Depuis quelques mois, notre petite fille de sept ans rayonnait de bonheur et de santé auprès de son frère et de sa sœur, malgré sa différence. Intégrée dans une classe ordinaire, elle se préoccupait surtout de ses amis, des jouets qu’elle voulait demander au Père Noël, de la neige qui tombait dehors, préoccupations normales et saines pour une enfant de son âge. En quatre ans, de petite fille tétanisée par son autisme, elle s’est épanouie comme une rose au soleil. Puis, cette brève éclaircie a fait place au déluge, bien qu’aucune arche ne fut apprêtée pour notre famille, malgré les supplications, les implorations, les pleurs, le désespoir. Noé n’était pas au rendez-vous cette fois.

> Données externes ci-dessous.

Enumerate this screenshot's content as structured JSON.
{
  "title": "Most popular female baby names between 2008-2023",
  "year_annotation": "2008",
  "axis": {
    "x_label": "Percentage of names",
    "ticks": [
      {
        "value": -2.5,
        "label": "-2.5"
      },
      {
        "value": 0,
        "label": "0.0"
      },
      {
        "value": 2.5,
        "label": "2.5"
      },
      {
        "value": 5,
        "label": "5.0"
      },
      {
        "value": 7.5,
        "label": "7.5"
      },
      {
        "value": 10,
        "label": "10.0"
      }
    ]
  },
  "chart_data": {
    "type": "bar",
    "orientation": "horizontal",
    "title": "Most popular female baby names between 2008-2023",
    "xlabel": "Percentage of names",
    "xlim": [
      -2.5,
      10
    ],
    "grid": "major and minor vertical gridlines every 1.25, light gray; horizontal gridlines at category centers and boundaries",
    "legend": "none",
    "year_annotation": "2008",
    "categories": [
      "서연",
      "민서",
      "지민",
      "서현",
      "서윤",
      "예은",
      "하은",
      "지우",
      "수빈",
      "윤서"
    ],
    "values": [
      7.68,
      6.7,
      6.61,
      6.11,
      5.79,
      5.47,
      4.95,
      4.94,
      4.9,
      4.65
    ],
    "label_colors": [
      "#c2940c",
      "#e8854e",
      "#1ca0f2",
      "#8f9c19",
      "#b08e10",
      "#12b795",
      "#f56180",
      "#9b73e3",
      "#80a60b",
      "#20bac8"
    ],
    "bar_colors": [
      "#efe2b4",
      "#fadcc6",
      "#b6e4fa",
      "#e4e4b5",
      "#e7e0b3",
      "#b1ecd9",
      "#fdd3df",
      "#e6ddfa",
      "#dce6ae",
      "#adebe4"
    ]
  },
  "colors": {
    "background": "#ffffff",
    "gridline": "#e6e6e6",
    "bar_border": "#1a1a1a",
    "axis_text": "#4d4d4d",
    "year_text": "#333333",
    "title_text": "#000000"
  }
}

Je me pose donc la question suivante : est-ce lorsque le destin nous frappe que nous devenons encore plus forts ou sommes-nous déjà forts avant que le destin nous frappe ? Peut-on croire au hasard dans de telles circonstances ? Pourquoi sont-ce souvent les mêmes personnes à devoir traverser maintes intempéries, les unes après les autres, en scrutant tant bien que mal le ciel, dans l’espoir d’entrapercevoir une parcelle de bleu azur, et je pense bien sûr à nos sœurs et frères d’Haïti ? Leur force surhumaine ne repose en réalité que sur une loi bien simple : celle de la survie. On dit que la vie l’emporte sur tout. On dit aussi que tant qu’il y a de la vie, il y a de l’espoir, encore faut-il en avoir quand ce dit ciel ne cesse de nous tomber sur la tête ou de faire trembler la terre.

Ainsi, dans Jacques le Fataliste, Diderot a bien su transmettre son message. Ces mêmes paroles, sur lesquelles je méditais il y a dix ans, prennent maintenant tout leur sens. Elles tendent à me faire comprendre qu’il me faut laisser couler la rivière, comme le dit si bien Marjo dans sa chanson, que je n’ai pas le contrôle sur ma vie et que je ne dois pas ramer à contre-courant. « Il fallait que cela fût, car cela était écrit là-haut. »[2] Comment ne pas en arriver à une telle conclusion, quand c’est l’adversité qui nous attend au détour d’un carrefour ?

 

 

«On passe les trois quarts de sa vie à vouloir, sans faire.»

Denis Diderot

 


[1] « La myasthénie grave est une maladie auto-immune qui provoque une faiblesse progressive des muscles de l’œil et du squelette. Dans la MG acquise les anticorps attaquent et détruisent les sites de la jonction neuromusculaire où se trouvent les récepteurs de l’acétylcholine (RACh), empêchant alors l’influx nerveux de parvenir aux muscles, et provoquant la faiblesse et la fatigue des muscles affectés. » Cette définition est tirée du site de la Coalition canadienne de la myasthénie grave. http://www.mgcc-ccmg.org/about.asp

 

[2] DIDEROT, Denis. Jacques le Fataliste et son maître. Paris : Flammarion, 1997, 355 p.